Macron'un geçen sene düzenlenen NATO liderler toplantısı öncesinde, Türkiye'nin Barış Pınarı Harekatı sayesinde Fransa tarafından da desteklenen terör örgütü YPG/PKK'ya karşı elde ettiği başarıdan rahatsız olduğu için "NATO’nun beyin ölümü" tartışmasını başlattığı düşünülüyor. Fransa’nın yine aynı dönemde NATO'nun gizli savunma planlama bilgilerini de Türkiye üzerinde baskı kurmak için sızdırdığı belirtiliyor.
Fransa’nın şimdiki saldırgan tutumu ise Libya’da Paris aleyhine değişen dengelerle açıklanıyor.
Libya'da ekonomik ve jeopolitik çıkarlarını darbeci general Hafter'le koruma peşinde olan Fransa'ya, Hafter’in özellikle petrol alanında bazı vaatlerde bulunduğu dile getiriliyor.
Fransa, bu nedenle de Hafter’e destek veren Rusya, Birleşik Arap Emirlikleri ve Mısır’ın müdahalelerine de sessiz kalıyor.
AB'nin Libya'da sözde BM silah ambargosunun uygulanmasını sağlamak için başlattığı İrini Operasyonu da Fransa’nın ilgi alanına giriyor. Öyle ki İrini Operasyonu'nun Hafter'e silah nakliyesini kolaylaştırdığı düşünülüyor.
Öncülüğünü Fransa'nın çektiği bir grup NATO'nun AB'nin İrini Operasyonu'na destek sağlamasını istiyor. Nitekim Fransa'nın NATO'nun Deniz Muhafızı Harekatı'ndan geçen hafta çekilme kararı da ittifak üzerinde bu alanda baskı kurma niyeti taşıyor.

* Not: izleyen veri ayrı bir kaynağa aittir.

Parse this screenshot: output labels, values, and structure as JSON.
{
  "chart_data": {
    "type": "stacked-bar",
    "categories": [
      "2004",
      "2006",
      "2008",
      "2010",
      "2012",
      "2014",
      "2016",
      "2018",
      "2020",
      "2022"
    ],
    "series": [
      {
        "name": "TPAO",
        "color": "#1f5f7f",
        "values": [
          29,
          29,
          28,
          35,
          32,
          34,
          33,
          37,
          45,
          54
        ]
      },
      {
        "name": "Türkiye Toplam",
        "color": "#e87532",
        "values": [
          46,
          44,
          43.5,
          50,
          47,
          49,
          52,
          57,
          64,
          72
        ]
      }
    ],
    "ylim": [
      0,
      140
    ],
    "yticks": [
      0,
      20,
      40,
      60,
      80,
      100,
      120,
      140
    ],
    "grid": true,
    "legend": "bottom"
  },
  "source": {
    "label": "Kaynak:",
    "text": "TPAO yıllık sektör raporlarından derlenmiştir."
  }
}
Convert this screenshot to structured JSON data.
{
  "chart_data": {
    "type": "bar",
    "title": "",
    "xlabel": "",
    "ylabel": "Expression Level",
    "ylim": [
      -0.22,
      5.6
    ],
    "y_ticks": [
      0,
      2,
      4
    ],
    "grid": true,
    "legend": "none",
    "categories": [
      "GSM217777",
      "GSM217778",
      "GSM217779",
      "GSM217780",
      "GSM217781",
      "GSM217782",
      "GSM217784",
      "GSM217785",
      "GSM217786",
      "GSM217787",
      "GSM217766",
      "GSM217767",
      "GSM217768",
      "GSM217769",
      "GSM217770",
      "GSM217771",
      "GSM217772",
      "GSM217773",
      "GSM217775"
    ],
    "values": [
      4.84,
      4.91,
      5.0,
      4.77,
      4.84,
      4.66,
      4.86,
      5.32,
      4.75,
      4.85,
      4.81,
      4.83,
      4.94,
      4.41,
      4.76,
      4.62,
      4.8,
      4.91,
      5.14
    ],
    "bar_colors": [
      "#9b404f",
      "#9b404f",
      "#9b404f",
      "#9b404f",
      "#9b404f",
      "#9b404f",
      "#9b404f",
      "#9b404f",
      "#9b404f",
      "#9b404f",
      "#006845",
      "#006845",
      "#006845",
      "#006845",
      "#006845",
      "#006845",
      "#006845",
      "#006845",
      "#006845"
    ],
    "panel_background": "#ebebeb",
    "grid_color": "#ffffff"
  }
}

Ekonomik ve siyasi çıkarları darbe alan Macron'un NATO nezdinde bulamadığı desteği, AB'de aramaya önümüzdeki dönemde de devam edeceği öngörülüyor. AB'nin ise üye dayanışması yerine gerçeklere dayalı bir politika yürütmesi gerektiği ifade ediliyor.